McDonald v. Longley, No. 20-50448 (5th Cir. 2021)Annotate this Case
Plaintiffs, three Texas attorneys, filed suit against officers and directors of the State Bar of Texas under 42 U.S.C. 1983, alleging that the Bar is engaged in political and ideological activities that are not germane to its interests in regulating the legal profession and improving the quality of legal services. Plaintiffs therefore allege that compelling them to join the Bar and subsidize those activities violates their First Amendment rights. The district court granted summary judgment to the Bar.
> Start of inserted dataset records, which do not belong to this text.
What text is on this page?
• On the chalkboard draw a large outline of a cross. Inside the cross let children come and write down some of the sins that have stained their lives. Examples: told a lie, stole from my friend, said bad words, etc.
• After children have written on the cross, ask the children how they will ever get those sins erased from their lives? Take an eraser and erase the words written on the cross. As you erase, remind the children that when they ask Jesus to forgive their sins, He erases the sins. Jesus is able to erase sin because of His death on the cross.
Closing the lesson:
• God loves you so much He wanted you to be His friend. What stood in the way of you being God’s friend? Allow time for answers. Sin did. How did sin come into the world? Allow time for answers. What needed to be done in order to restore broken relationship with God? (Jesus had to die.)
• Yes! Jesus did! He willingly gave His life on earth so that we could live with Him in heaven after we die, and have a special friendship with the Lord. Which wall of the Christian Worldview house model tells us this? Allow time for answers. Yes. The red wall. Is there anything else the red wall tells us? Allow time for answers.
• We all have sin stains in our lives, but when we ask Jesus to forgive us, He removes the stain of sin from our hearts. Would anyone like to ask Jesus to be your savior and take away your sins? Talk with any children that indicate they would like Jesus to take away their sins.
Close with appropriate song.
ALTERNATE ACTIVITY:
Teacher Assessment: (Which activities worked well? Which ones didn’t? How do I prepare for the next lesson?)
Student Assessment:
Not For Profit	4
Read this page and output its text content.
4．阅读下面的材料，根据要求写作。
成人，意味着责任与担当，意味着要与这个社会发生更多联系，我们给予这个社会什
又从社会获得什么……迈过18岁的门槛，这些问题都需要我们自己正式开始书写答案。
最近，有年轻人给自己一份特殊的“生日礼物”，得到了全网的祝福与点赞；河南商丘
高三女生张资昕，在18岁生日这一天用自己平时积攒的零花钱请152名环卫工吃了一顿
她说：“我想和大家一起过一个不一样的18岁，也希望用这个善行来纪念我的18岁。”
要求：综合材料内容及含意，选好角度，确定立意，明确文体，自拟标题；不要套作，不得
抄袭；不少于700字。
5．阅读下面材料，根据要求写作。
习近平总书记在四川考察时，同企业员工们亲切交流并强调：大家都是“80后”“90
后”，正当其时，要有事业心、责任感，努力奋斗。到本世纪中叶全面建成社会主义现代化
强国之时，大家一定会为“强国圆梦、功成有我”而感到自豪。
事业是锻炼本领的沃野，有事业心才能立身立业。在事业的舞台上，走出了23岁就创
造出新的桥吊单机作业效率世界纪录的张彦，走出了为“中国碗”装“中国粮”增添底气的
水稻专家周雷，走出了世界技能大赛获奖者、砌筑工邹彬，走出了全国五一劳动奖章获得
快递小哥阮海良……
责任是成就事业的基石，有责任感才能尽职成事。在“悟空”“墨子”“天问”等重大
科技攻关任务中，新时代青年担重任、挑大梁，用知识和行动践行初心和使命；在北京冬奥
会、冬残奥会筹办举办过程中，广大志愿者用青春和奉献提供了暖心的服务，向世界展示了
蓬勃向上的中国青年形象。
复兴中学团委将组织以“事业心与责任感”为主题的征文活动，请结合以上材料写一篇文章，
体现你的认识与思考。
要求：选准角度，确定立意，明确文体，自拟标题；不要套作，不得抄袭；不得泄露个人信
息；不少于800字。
As a preliminary matter, the Fifth Circuit concluded that the Tax Injunction Act did not strip the district court of jurisdiction where neither membership fees and legal services fees are taxes. On the merits, the court vacated the district court's judgment, concluding that the district court erred in its reading of Lathrop v. Donahue, 367 U.S. 820 (1961), and Keller v. State Bar of California, 496 U.S. 1 (1990), and in its application of Keller's germaneness test on the Bar's activities. The court explained that Lathrop held that lawyers may constitutionally be mandated to join a bar association that solely regulates the legal profession and improves the quality of legal services; Keller identified that Lathrop did not decide whether lawyers may be constitutionally mandated to join a bar association that engages in other, nongermane activities; but Keller did not resolve that question. To determine whether compelling plaintiffs to join a bar that engages in non-germane activities violates their freedom of association, the court must decide (1) whether compelling plaintiffs to join burdens their rights and, (2) if so, whether it is nevertheless justified by a sufficient state interest.
The court explained that plaintiffs are entitled to summary judgment on their freedom-of-association claim if the Bar is in fact engaged in non-germane activities. In this case, the Bar's legislative program is neither entirely germane nor wholly non-germane; the Bar's various diversity initiatives through OMA, though highly ideologically charged, are germane to the purposes identified in Keller; most, but not quite all, of the Bar's activities aimed at aiding the needy are germane; and miscellaneous activities—hosting an annual convention, running CLE programs, and publishing the Texas Bar Journal—are all germane. In sum, the Bar is engaged in non-germane activities, so compelling plaintiffs to join it violates their First Amendment rights. Furthermore, there are multiple other constitutional options. Assuming, arguendo, that plaintiffs can be required to join the Bar, compelling them to subsidize the Bar's non-germane activities violates their freedom of speech. The court also concluded that the Bar's procedures for separating chargeable from non-chargeable expenses is constitutionally inadequate under Chicago Teachers Union, Local No. 1, AFT, AFL-CIO v. Hudson, 475 U.S. 292 (1986).
Accordingly, the court rendered partial summary judgment in favor of plaintiffs and remanded to the district court to determine the full scope of relief to which plaintiffs are entitled. The court additionally reversed the denial of plaintiffs' motion for a preliminary injunction and rendered a preliminary injunction preventing the Bar from requiring plaintiffs to join or pay dues pending completion of the remedies phase.
The court issued a subsequent related opinion or order on July 6, 2021.